Тело свое он завещал науке, а его письменный стол унаследовал я. И за ним пишутся эти страницы, пишутся без слез, потому что папа мой был принципиальным противником слез, во всяком случае — мужских слез.
В его раскрытом ежедневнике я нашел в день его смерти следующую запись:
58
Когда примерно в пятнадцатилетнем возрасте я оставил свой дом и ушел жить в кибуц, я записал себе на листке несколько принятых мною твердых решений, которые должны быть мною обязательно выполнены. Если я действительно способен начать совершенно новую жизнь, то первым делом следует загореть в течение двух недель так, чтобы выглядеть совсем, как один из них. Необходимо раз и навсегда перестать мечтать, сменить свою фамилию, два-три раза в день принимать холодный душ, превозмочь и полностью, безо всяких компромиссов, прекратить те самые ночные безобразия, не писать больше стихов, не болтать день-деньской, не рассказывать всем разные истории, а предстать на новом месте человеком молчаливым.

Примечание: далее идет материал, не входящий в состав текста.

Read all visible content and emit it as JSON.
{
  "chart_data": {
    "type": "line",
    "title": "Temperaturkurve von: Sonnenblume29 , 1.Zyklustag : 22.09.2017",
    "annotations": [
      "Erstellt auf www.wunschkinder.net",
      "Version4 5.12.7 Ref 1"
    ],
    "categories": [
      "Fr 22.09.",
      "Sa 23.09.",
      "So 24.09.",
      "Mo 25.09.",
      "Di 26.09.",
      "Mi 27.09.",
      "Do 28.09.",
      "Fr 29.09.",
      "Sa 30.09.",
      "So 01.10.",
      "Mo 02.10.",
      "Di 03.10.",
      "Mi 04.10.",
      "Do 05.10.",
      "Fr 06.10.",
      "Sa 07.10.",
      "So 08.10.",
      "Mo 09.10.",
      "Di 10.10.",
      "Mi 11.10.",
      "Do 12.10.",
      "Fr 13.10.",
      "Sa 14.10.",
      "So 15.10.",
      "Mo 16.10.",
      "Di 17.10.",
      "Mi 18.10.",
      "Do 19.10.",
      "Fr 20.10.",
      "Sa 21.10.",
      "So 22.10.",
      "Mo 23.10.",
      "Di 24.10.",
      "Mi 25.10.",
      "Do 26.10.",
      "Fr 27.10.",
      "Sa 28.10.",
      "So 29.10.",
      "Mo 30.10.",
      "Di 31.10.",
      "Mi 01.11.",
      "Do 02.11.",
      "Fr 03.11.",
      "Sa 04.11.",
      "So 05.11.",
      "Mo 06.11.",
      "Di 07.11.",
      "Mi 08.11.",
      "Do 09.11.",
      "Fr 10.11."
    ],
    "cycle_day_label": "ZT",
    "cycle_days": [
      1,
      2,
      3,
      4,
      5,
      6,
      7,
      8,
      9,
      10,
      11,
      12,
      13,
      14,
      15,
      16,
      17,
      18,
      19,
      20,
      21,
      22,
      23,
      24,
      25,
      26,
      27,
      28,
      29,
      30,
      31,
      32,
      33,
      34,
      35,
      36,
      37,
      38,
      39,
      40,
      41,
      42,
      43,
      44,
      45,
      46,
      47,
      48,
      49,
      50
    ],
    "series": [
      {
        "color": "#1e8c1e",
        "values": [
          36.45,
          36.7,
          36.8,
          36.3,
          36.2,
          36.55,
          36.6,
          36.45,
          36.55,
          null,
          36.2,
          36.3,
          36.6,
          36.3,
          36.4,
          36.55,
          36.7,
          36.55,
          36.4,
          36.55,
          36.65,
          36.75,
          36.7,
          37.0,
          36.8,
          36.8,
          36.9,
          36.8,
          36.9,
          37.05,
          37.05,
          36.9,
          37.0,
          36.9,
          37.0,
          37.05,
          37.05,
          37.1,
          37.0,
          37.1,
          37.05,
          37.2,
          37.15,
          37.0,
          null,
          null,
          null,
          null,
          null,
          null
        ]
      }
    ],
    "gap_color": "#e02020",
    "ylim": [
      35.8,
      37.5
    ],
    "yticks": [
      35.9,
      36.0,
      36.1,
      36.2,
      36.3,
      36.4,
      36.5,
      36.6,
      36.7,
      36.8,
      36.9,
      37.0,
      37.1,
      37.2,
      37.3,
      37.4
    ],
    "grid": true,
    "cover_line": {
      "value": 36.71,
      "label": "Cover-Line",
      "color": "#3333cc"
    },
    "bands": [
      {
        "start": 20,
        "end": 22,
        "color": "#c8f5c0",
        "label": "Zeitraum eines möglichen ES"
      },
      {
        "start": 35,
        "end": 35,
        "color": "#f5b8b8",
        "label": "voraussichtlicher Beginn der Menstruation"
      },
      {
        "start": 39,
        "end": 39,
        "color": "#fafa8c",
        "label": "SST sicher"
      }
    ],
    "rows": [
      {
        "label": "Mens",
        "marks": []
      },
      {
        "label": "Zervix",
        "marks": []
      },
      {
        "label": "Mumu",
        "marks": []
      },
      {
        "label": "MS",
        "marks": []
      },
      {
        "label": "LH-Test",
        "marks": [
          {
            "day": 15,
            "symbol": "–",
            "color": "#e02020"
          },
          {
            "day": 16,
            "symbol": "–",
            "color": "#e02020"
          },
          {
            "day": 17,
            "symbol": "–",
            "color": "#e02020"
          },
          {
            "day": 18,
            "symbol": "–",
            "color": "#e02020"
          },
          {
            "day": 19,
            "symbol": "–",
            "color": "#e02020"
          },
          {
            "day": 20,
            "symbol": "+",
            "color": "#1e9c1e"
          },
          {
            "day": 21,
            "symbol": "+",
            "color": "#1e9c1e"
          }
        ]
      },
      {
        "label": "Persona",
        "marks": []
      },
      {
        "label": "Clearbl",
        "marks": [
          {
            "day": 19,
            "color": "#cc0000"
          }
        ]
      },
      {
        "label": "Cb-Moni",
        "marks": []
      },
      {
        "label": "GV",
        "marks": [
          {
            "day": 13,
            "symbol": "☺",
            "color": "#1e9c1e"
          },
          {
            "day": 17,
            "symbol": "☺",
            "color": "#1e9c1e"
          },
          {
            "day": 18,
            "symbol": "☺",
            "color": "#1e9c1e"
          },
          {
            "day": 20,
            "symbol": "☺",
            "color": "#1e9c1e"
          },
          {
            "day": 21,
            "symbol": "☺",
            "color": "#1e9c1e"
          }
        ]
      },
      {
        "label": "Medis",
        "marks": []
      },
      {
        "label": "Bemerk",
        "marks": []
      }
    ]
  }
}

Потом я этот листок уничтожил. В первые четыре-пять дней мне даже удалось не безобразничать и не болтать. Если задавали мне, к примеру, вопрос, достаточно ли мне одного одеяла, удобно ли мне сидеть в классе в углу у окна, я отвечал кивком головы, не произнося ни звука. На вопрос, интересуюсь ли я немного политикой и хочу ли участвовать в кружке, где делается обзор печати, я отвечал: «А-г-м». Если спрашивали меня о моей прежней жизни в Иерусалиме, я отвечал не более чем десятью словами, и перед тем, как ответить, намеренно тянул несколько секунд, словно был погружен в раздумья: пусть здесь знают, что человек я замкнутый, имею тайны, и у меня есть свой собственный внутренний мир. И по части холодного душа я добился успеха, хотя для того, чтобы заставить себя раздеться в мужском общественном душе, мне потребовалось геройское усилие. И от желания писать я в первые недели, казалось, смог избавиться.
Но только не от чтения.
После работы и уроков дети-кибуцники каждый день отправлялись в родительские дома, где и проводили свободное время. «Дети со стороны», жившие в интернате, проводили время в клубе или на баскетбольной площадке. Каждый вечер работали различные кружки: танцевальный, к примеру, или хоровой, которого я тщательно избегал, чтобы не стать посмешищем. Когда все исчезали, я, полуобнаженный, валялся на траве перед нашим зданием, загорал и до наступления темноты читал (я избегал пустой комнаты и валянья на постели, потому что там меня ждало в засаде «безобразие», угрожая натравить на меня весь свой гарем Шехерезад).